В статье «Замечательная дата и поучительный процесс» оба руководителя Севморпути отмечают [138]:
«Процесс Семенчука не есть показатель нашей слабости. Он показатель нашей силы и огромного размаха социалистического строительства во всех уголках нашей великой родины. Тот же Семенчук творил свою подлую работу, рассчитывая, что зимой, среди полярной ночи, к нему не доберутся. Он просчитался и забыл прекрасные качества нашей авиации и полярных лётчиков, которые, несмотря на трудности, вовремя прилетели на Врангель, и тем самым был положен конец произволу».
Любопытна роль, отведённая здесь полярной авиации – теперь это не спасатели, уносящие на крыльях, а карающая сила, способная достать врага народа в самом отдалённом уголке страны. Это уже не сталинские соколы, а летающие чёрные воронки.
Руководители Севморпути поспешили дистанцироваться от произошедшего на острове. Они отмечают, что отбор зимовщиков проводился, когда Шмидт находился на льдине, а остальные руководители занимались спасением челюскинцев [124]. Вина целиком возлагается на зимовщиков:
«Колонизатору и антисемиту Семенчуку удалось некоторое время безнаказанно проводить свою антисоветскую, контрреволюционную деятельность лишь потому, что в основном все члены зимовки 1934/1935 г. (за исключением убитого Н. Л. Вульфсона) оказались мелкотравчатыми людишками, людской трухой, “футлярами без людей”, по меткой характеристике прокурора Союза А. Я. Вышинского».
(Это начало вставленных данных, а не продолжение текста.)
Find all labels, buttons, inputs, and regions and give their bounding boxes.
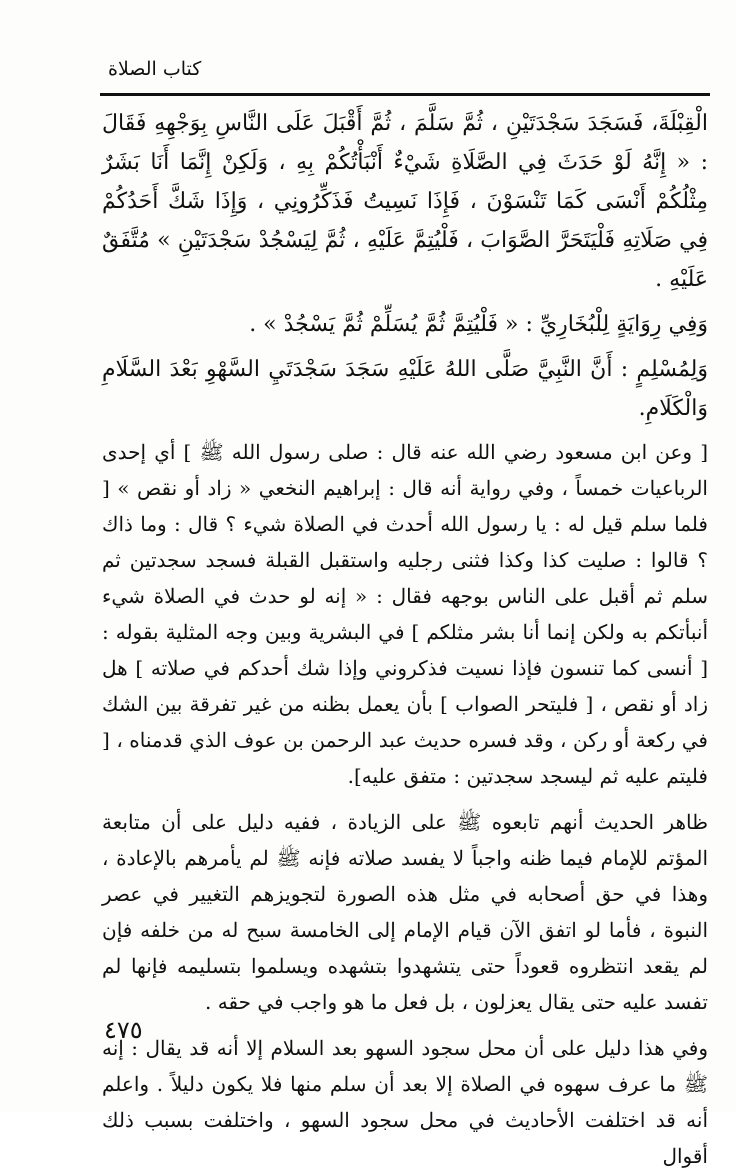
commentary-paragraph-1: ظاهر الحديث أنهم تابعوه ﷺ على الزيادة ، ففيه دليل على أن متابعة المؤتم للإمام فيما ظنه واجباً لا يفسد صلاته فإنه ﷺ لم يأمرهم بالإعادة ، وهذا في حق أصحابه في مثل هذه الصورة لتجويزهم التغيير في عصر النبوة ، فأما لو اتفق الآن قيام الإمام إلى الخامسة سبح له من خلفه فإن لم يقعد انتظروه قعوداً حتى يتشهدوا بتشهده ويسلموا بتسليمه فإنها لم تفسد عليه حتى يقال يعزلون ، بل فعل ما هو واجب في حقه . xyxy=(102,810,708,1014)
hadith-muslim-variant: وَلِمُسْلِمٍ : أَنَّ النَّبِيَّ صَلَّى اللهُ عَلَيْهِ سَجَدَ سَجْدَتَيِ السَّهْوِ بَعْدَ السَّلَامِ وَالْكَلَامِ. xyxy=(102,357,708,421)
commentary-paragraph-2: وفي هذا دليل على أن محل سجود السهو بعد السلام إلا أنه قد يقال : إنه ﷺ ما عرف سهوه في الصلاة إلا بعد أن سلم منها فلا يكون دليلاً . واعلم أنه قد اختلفت الأحاديث في محل سجود السهو ، واختلفت بسبب ذلك أقوال xyxy=(102,1036,708,1168)
hadith-main-text: الْقِبْلَةَ، فَسَجَدَ سَجْدَتَيْنِ ، ثُمَّ سَلَّمَ ، ثُمَّ أَقْبَلَ عَلَى النَّاسِ بِوَجْهِهِ فَقَالَ : « إِنَّهُ لَوْ حَدَثَ فِي الصَّلَاةِ شَيْءٌ أَنْبَأْتُكُمْ بِهِ ، وَلَكِنْ إِنَّمَا أَنَا بَشَرٌ مِثْلُكُمْ أَنْسَى كَمَا تَنْسَوْنَ ، فَإِذَا نَسِيتُ فَذَكِّرُونِي ، وَإِذَا شَكَّ أَحَدُكُمْ فِي صَلَاتِهِ فَلْيَتَحَرَّ الصَّوَابَ ، فَلْيُتِمَّ عَلَيْهِ ، ثُمَّ لِيَسْجُدْ سَجْدَتَيْنِ » مُتَّفَقٌ عَلَيْهِ . xyxy=(102,111,708,292)
page-body xyxy=(102,104,708,1174)
header-divider xyxy=(100,93,710,96)
spacer xyxy=(102,794,708,804)
page-number: ٤٧٥ xyxy=(104,1016,143,1044)
running-header-title: كتاب الصلاة xyxy=(108,58,202,80)
hadith-bukhari-variant: وَفِي رِوَايَةٍ لِلْبُخَارِيِّ : « فَلْيُتِمَّ ثُمَّ يُسَلِّمْ ثُمَّ يَسْجُدْ » . xyxy=(249,312,708,337)
explanation-paragraph: [ وعن ابن مسعود رضي الله عنه قال : صلى رسول الله ﷺ ] أي إحدى الرباعيات خمساً ، وفي رواية أنه قال : إبراهيم النخعي « زاد أو نقص » [ فلما سلم قيل له : يا رسول الله أحدث في الصلاة شيء ؟ قال : وما ذاك ؟ قالوا : صليت كذا وكذا فثنى رجليه واستقبل القبلة فسجد سجدتين ثم سلم ثم أقبل على الناس بوجهه فقال : « إنه لو حدث في الصلاة شيء أنبأتكم به ولكن إنما أنا بشر مثلكم ] في البشرية وبين وجه المثلية بقوله : [ أنسى كما تنسون فإذا نسيت فذكروني وإذا شك أحدكم في صلاته ] هل زاد أو نقص ، [ فليتحر الصواب ] بأن يعمل بظنه من غير تفرقة بين الشك في ركعة أو ركن ، وقد فسره حديث عبد الرحمن بن عوف الذي قدمناه ، [ فليتم عليه ثم ليسجد سجدتين : متفق عليه]. xyxy=(102,440,708,788)
spacer xyxy=(102,1020,708,1030)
После показательного процесса жизнь на острове снова наладилась [28]:
«Полярную ночь, длившуюся два месяца, провели в обычных темпах работы. За это время включились в стахановское движение, провели квартальную проверку выполнения соцдоговора, несли круглосуточную вахту футштока на льду моря, обучили 5 зимовщиков игре в шахматы.
Бригады охотников на песца в ленинские дни организовали группу сочувствующих ВКП(б).
Председатель пошивочной артели – эскимоска т. Инкали, несмотря на преклонный возраст, даёт наилучшие показатели по качеству выделки шкуры и по пошивке в срок».
Приговор Семенчуку и Старцеву был отменён в 1989 году Президиумом Верховного Суда СССР «за отсутствием события преступления».